Sans le vouloir, en se présentant comme un président normal, François Hollande a dû inspirer son successeur. En rupture permanente avec « le monde d’avant », Emmanuel Macron a placé son quinquennat sous le signe de la transgression. Et les opérations de séduction déployées cette semaine ne sont que le vernis d’un bois dur.
Bombant le torse face à des cheminots rouges de colère, le voilà, quelques jours, plus tard, tenant la main des Evêques de France. Parce que « le lien entre l’Eglise et l’Etat s’est abîmé, le locataire de l’Elysée entend le « réparer ». Manœuvre politique pour s’assurer les bonnes grâces des catholiques alors que son prédécesseur les avait jetés dans la rue avec le mariage pour tous ? Sans doute.

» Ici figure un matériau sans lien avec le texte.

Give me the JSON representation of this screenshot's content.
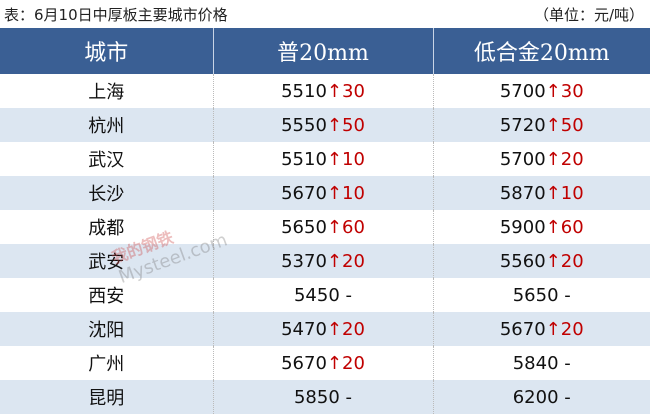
{
  "title": "表：6月10日中厚板主要城市价格",
  "unit": "（单位：元/吨）",
  "headers": [
    "城市",
    "普20mm",
    "低合金20mm"
  ],
  "rows": [
    {
      "city": "上海",
      "p": "5510",
      "pc": "↑30",
      "l": "5700",
      "lc": "↑30"
    },
    {
      "city": "杭州",
      "p": "5550",
      "pc": "↑50",
      "l": "5720",
      "lc": "↑50"
    },
    {
      "city": "武汉",
      "p": "5510",
      "pc": "↑10",
      "l": "5700",
      "lc": "↑20"
    },
    {
      "city": "长沙",
      "p": "5670",
      "pc": "↑10",
      "l": "5870",
      "lc": "↑10"
    },
    {
      "city": "成都",
      "p": "5650",
      "pc": "↑60",
      "l": "5900",
      "lc": "↑60"
    },
    {
      "city": "武安",
      "p": "5370",
      "pc": "↑20",
      "l": "5560",
      "lc": "↑20"
    },
    {
      "city": "西安",
      "p": "5450",
      "pc": " -",
      "l": "5650",
      "lc": " -"
    },
    {
      "city": "沈阳",
      "p": "5470",
      "pc": "↑20",
      "l": "5670",
      "lc": "↑20"
    },
    {
      "city": "广州",
      "p": "5670",
      "pc": "↑20",
      "l": "5840",
      "lc": " -"
    },
    {
      "city": "昆明",
      "p": "5850",
      "pc": " -",
      "l": "6200",
      "lc": " -"
    }
  ],
  "watermark": {
    "cn": "我的钢铁",
    "en": "Mysteel.com"
  },
  "colors": {
    "header": "#3a5f94",
    "alt_row": "#dce6f1",
    "up": "#c00000"
  }
}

Mais l’effet pourrait être boomerang lorsque les grandes questions de société devront être arbitrées. Ceux qui l’ont applaudi cette semaine ne vont-ils pas, le moment venu, se référer au discours prononcé devant la Conférence des évêques s’ils s’estiment floués ? Le chef de l’Etat n’a-t-il pas exhorté les catholiques à s’engager dans la vie de la cité en l’imprégnant de leur « sagesse » ? A l’inverse, les défenseurs de la laïcité ne vont-ils pas lui rappeler cette proximité coupable avec l’Eglise si les décisions prises ne sont pas à leur goût ?
Au moment où une consultation citoyenne s’est ouverte dans le cadre des Etats Généraux de la bioéthique sur des sujets aussi sensibles que la procréation assistée ou la fin de vie, cet appel au peuple catholique pourrait perturber la sérénité des débats. Voire les hystériser. Ces questions doivent interroger les consciences individuelles, de tous bords, mais exigent des réponses éclairées, fondées sur l’analyse, la réflexion et non sur l’émotion.

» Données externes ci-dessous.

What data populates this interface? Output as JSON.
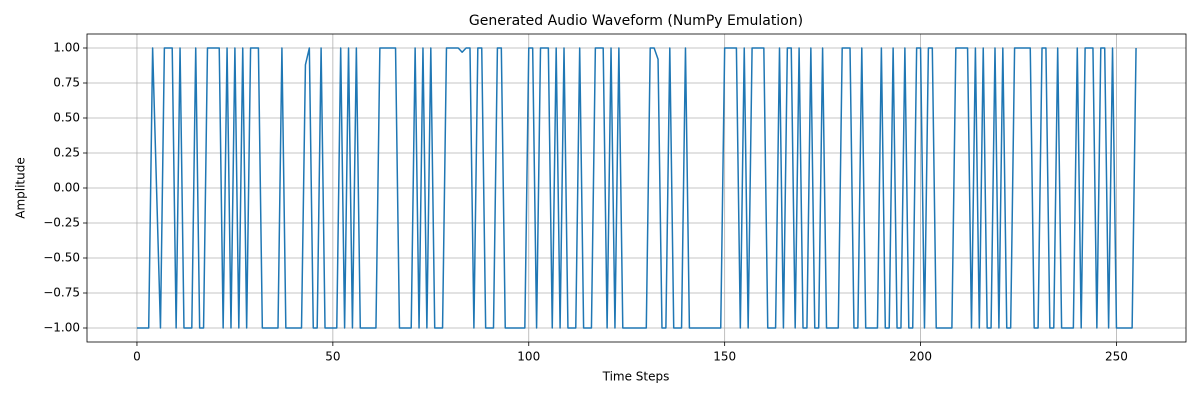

Entre les défenseurs de « l’ultime liberté » et les opposants à « la culture de la mort », la France tente depuis trois ans de dépasser ces clivages pour ouvrir une troisième voix. Même si une majorité de Français se prononce aujourd’hui en faveur de l’euthanasie.
Il y a deux ans, la nouvelle loi Lenoetti-Claeys a permis d’assouplir la législation en donnant la possibilité de pratiquer « une sédation profonde et continue maintenue jusqu’au décès ». En février dernier, la Haute autorité de santé (HAS) a édité un guide pratique à destination des professionnels de santé pour les aider à prendre en charge leurs patients en fin de vie dans le respect de la loi. Si l’euthanasie – aujourd’hui illégale en France – consiste à provoquer « une mort immédiate » par l’utilisation d’un médicament, la sédation profonde permet de « soulager une souffrance réfractaire » jusqu’au décès « dû à une évolution naturelle de la maladie », explique la HAS.
Source : HAS
Alors, faut-il légaliser « une aide active à mourir » comme le réclament certaines associations et les 156 députés emmenés par Jean-Louis Touraine ou écouter les familles et les professionnels confrontés dans leur quotidien à ces questions au sein des unités de soins palliatifs.
Le moins que l’on puisse faire serait d’attendre la mise en œuvre réelle de la loi actuelle avant de vouloir la changer.
Ce serait faire preuve de sagesse. Mais cette fois, elle s’adresse au politique.